Scott Cheshire's Electric Literature essay "The Fundamentalist Reader — On Plotless Novels and the Meaning of Life" reads like an installment in a conversation I've been having with myself.
Why, Cheshire wonders, is he drawn to books such as, say, Jenny Offill's recent "Dept. of Speculation," which he describes as "[l]ots of white space, no clear 'plot,' it read like a narrator thinking out loud, unaware I could hear every word"? The answer, he suggests, is that for him, writing is (to borrow a phrase from Don De Lillo) "a concentrated form of thinking," which is how Cheshire conceptualizes reading as well.
He's right, of course, on both counts: As Joan Didion has observed, "I write entirely to find out what I'm thinking, what I'm looking at, what I see and what it means. What I want and what I fear." This is why I write also, and why I read, to confront something I don't know, or don't know I know, to embrace, or tolerate, what Offill calls "this not-knowing," which is, of course, the essence of literature.
To make the point, Cheshire focuses on three novels: DeLillo's "The Names," Marilynne Robinson's "Gilead" and Max Frisch's "Montauk," which he contrasts with the experience of his upbringing in a Jehovah's Witness household, where everything had been (on its own terms, anyway) revealed. Literature, then, offered a kind of antidote, a way of deepening, of complicating, the world.
"All of these books," Cheshire writes of the novels that rewired his thinking, "are intimate, and share a near shapeless close-to-the-bone rawness you don't find very often in novels. But they also read like writers in search of self-knowledge, in search of meaning. They are books that do not yet 'know.'"
This is not, by the way, a knock on faith, although Cheshire has moved away from the certainties of his childhood. Rather, it is an insistence on a different kind of faith, in which we ask ourselves questions that don't have any answers, and turn away from the false comfort of fairy tales.
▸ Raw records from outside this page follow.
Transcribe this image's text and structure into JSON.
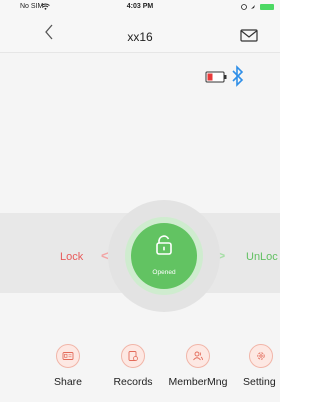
{
  "status_bar": {
    "carrier": "No SIM",
    "time": "4:03 PM"
  },
  "nav": {
    "title": "xx16"
  },
  "lock_control": {
    "lock_label": "Lock",
    "unlock_label": "UnLoc",
    "state": "Opened",
    "left_arrows": "<<",
    "right_arrows": ">>"
  },
  "actions": [
    {
      "label": "Share",
      "icon": "id-card-icon"
    },
    {
      "label": "Records",
      "icon": "records-icon"
    },
    {
      "label": "MemberMng",
      "icon": "members-icon"
    },
    {
      "label": "Setting",
      "icon": "gear-icon"
    }
  ],
  "colors": {
    "accent_green": "#62c362",
    "lock_red": "#e85a5a",
    "bluetooth_blue": "#2f8fe8",
    "battery_red": "#e83a3a"
  }
}
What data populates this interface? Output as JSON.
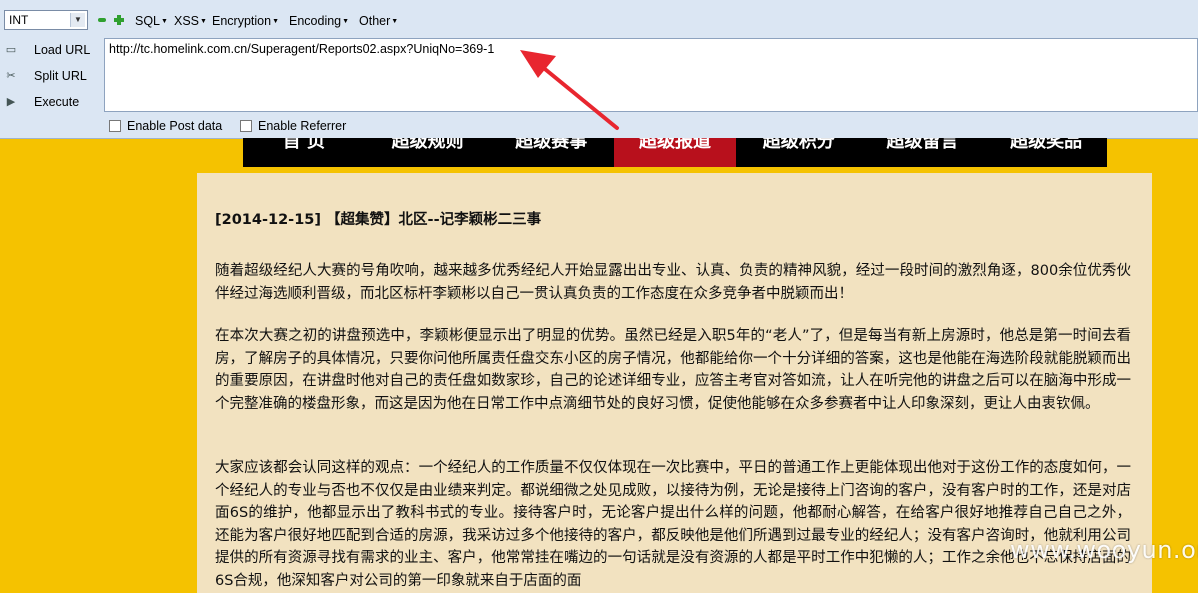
{
  "hackbar": {
    "type_select": "INT",
    "menus": [
      "SQL",
      "XSS",
      "Encryption",
      "Encoding",
      "Other"
    ],
    "commands": {
      "load_url": "Load URL",
      "split_url": "Split URL",
      "execute": "Execute"
    },
    "url_value": "http://tc.homelink.com.cn/Superagent/Reports02.aspx?UniqNo=369-1",
    "enable_post": "Enable Post data",
    "enable_referrer": "Enable Referrer",
    "checkboxes": {
      "enable_post": false,
      "enable_referrer": false
    }
  },
  "site_nav": {
    "tabs": [
      "首 页",
      "超级规则",
      "超级赛事",
      "超级报道",
      "超级积分",
      "超级留言",
      "超级奖品"
    ],
    "active_tab": "超级报道",
    "active_color": "#b8101c"
  },
  "article": {
    "title": "[2014-12-15] 【超集赞】北区--记李颖彬二三事",
    "paragraphs": [
      "随着超级经纪人大赛的号角吹响，越来越多优秀经纪人开始显露出出专业、认真、负责的精神风貌，经过一段时间的激烈角逐，800余位优秀伙伴经过海选顺利晋级，而北区标杆李颖彬以自己一贯认真负责的工作态度在众多竞争者中脱颖而出！",
      "在本次大赛之初的讲盘预选中，李颖彬便显示出了明显的优势。虽然已经是入职5年的“老人”了，但是每当有新上房源时，他总是第一时间去看房，了解房子的具体情况，只要你问他所属责任盘交东小区的房子情况，他都能给你一个十分详细的答案，这也是他能在海选阶段就能脱颖而出的重要原因，在讲盘时他对自己的责任盘如数家珍，自己的论述详细专业，应答主考官对答如流，让人在听完他的讲盘之后可以在脑海中形成一个完整准确的楼盘形象，而这是因为他在日常工作中点滴细节处的良好习惯，促使他能够在众多参赛者中让人印象深刻，更让人由衷钦佩。",
      "大家应该都会认同这样的观点：一个经纪人的工作质量不仅仅体现在一次比赛中，平日的普通工作上更能体现出他对于这份工作的态度如何，一个经纪人的专业与否也不仅仅是由业绩来判定。都说细微之处见成败，以接待为例，无论是接待上门咨询的客户，没有客户时的工作，还是对店面6S的维护，他都显示出了教科书式的专业。接待客户时，无论客户提出什么样的问题，他都耐心解答，在给客户很好地推荐自己自己之外，还能为客户很好地匹配到合适的房源，我采访过多个他接待的客户，都反映他是他们所遇到过最专业的经纪人；没有客户咨询时，他就利用公司提供的所有资源寻找有需求的业主、客户，他常常挂在嘴边的一句话就是没有资源的人都是平时工作中犯懒的人；工作之余他也不忘保持店面的6S合规，他深知客户对公司的第一印象就来自于店面的面"
    ]
  },
  "watermark": "www.wooyun.org",
  "colors": {
    "page_background": "#f5c200",
    "toolbar_background": "#dbe6f3",
    "article_background": "#f2e2c0",
    "annotation_arrow": "#e8262f"
  }
}
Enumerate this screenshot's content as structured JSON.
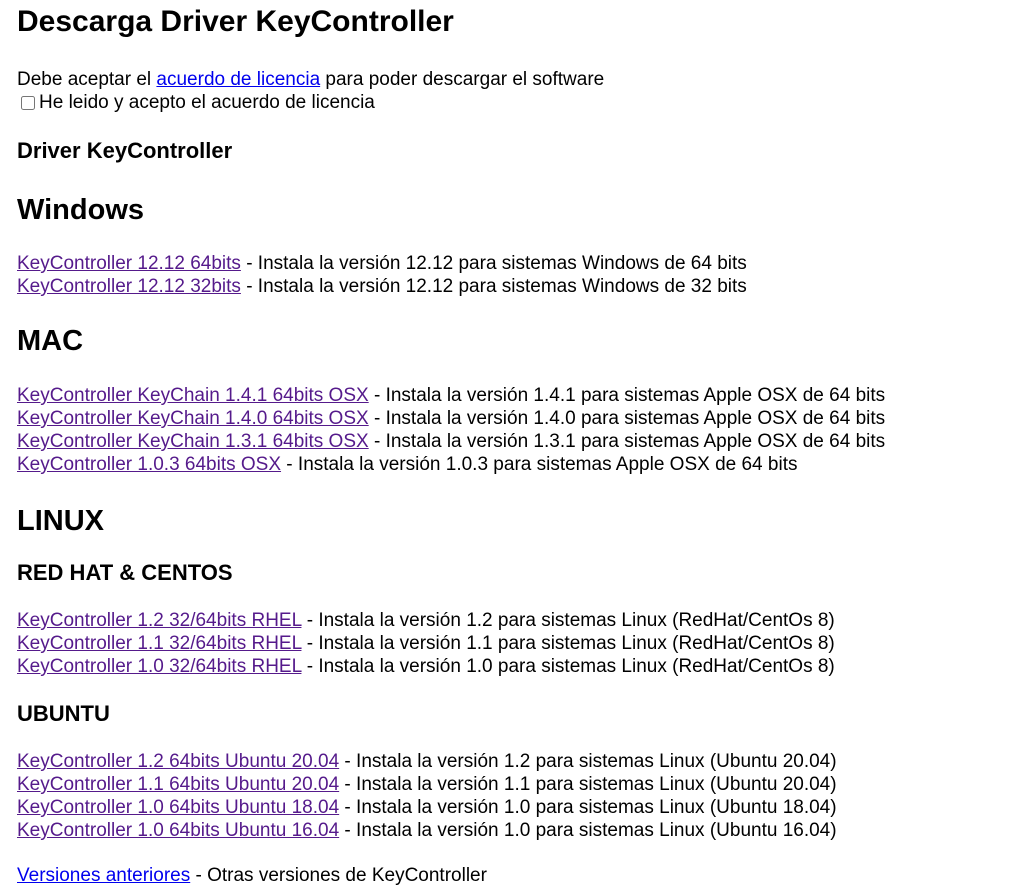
{
  "page": {
    "title": "Descarga Driver KeyController"
  },
  "license": {
    "prefix": "Debe aceptar el ",
    "link_label": "acuerdo de licencia",
    "suffix": " para poder descargar el software",
    "checkbox_label": "He leido y acepto el acuerdo de licencia"
  },
  "driver_heading": "Driver KeyController",
  "windows": {
    "heading": "Windows",
    "items": [
      {
        "link": "KeyController 12.12 64bits",
        "desc": " - Instala la versión 12.12 para sistemas Windows de 64 bits"
      },
      {
        "link": "KeyController 12.12 32bits",
        "desc": " - Instala la versión 12.12 para sistemas Windows de 32 bits"
      }
    ]
  },
  "mac": {
    "heading": "MAC",
    "items": [
      {
        "link": "KeyController KeyChain 1.4.1 64bits OSX",
        "desc": " - Instala la versión 1.4.1 para sistemas Apple OSX de 64 bits"
      },
      {
        "link": "KeyController KeyChain 1.4.0 64bits OSX",
        "desc": " - Instala la versión 1.4.0 para sistemas Apple OSX de 64 bits"
      },
      {
        "link": "KeyController KeyChain 1.3.1 64bits OSX",
        "desc": " - Instala la versión 1.3.1 para sistemas Apple OSX de 64 bits"
      },
      {
        "link": "KeyController 1.0.3 64bits OSX",
        "desc": " - Instala la versión 1.0.3 para sistemas Apple OSX de 64 bits"
      }
    ]
  },
  "linux": {
    "heading": "LINUX",
    "redhat": {
      "heading": "RED HAT & CENTOS",
      "items": [
        {
          "link": "KeyController 1.2 32/64bits RHEL",
          "desc": " - Instala la versión 1.2 para sistemas Linux (RedHat/CentOs 8)"
        },
        {
          "link": "KeyController 1.1 32/64bits RHEL",
          "desc": " - Instala la versión 1.1 para sistemas Linux (RedHat/CentOs 8)"
        },
        {
          "link": "KeyController 1.0 32/64bits RHEL",
          "desc": " - Instala la versión 1.0 para sistemas Linux (RedHat/CentOs 8)"
        }
      ]
    },
    "ubuntu": {
      "heading": "UBUNTU",
      "items": [
        {
          "link": "KeyController 1.2 64bits Ubuntu 20.04",
          "desc": " - Instala la versión 1.2 para sistemas Linux (Ubuntu 20.04)"
        },
        {
          "link": "KeyController 1.1 64bits Ubuntu 20.04",
          "desc": " - Instala la versión 1.1 para sistemas Linux (Ubuntu 20.04)"
        },
        {
          "link": "KeyController 1.0 64bits Ubuntu 18.04",
          "desc": " - Instala la versión 1.0 para sistemas Linux (Ubuntu 18.04)"
        },
        {
          "link": "KeyController 1.0 64bits Ubuntu 16.04",
          "desc": " - Instala la versión 1.0 para sistemas Linux (Ubuntu 16.04)"
        }
      ]
    }
  },
  "other_versions": {
    "link": "Versiones anteriores",
    "desc": " - Otras versiones de KeyController"
  }
}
Cheshire quotes Frisch on writing: "What shocks me is rather the discovery that I have been concealing my life from myself." Then he adds, "I read for that same shock. I read to undo what I think I know, and it's a lifelong process."
The corollary is that in undergoing such a shock, again and again, we are somehow made more authentic, brought more closely into contact with the elusive, open-endedness of life.
"The best ones," Cheshire writes, "the books that last, lay for us a path toward some personal epiphany." Yes, yes, I want to say, that's it precisely, although it's also the case that the older I get, the more I read and write, the less I need (or want) to know.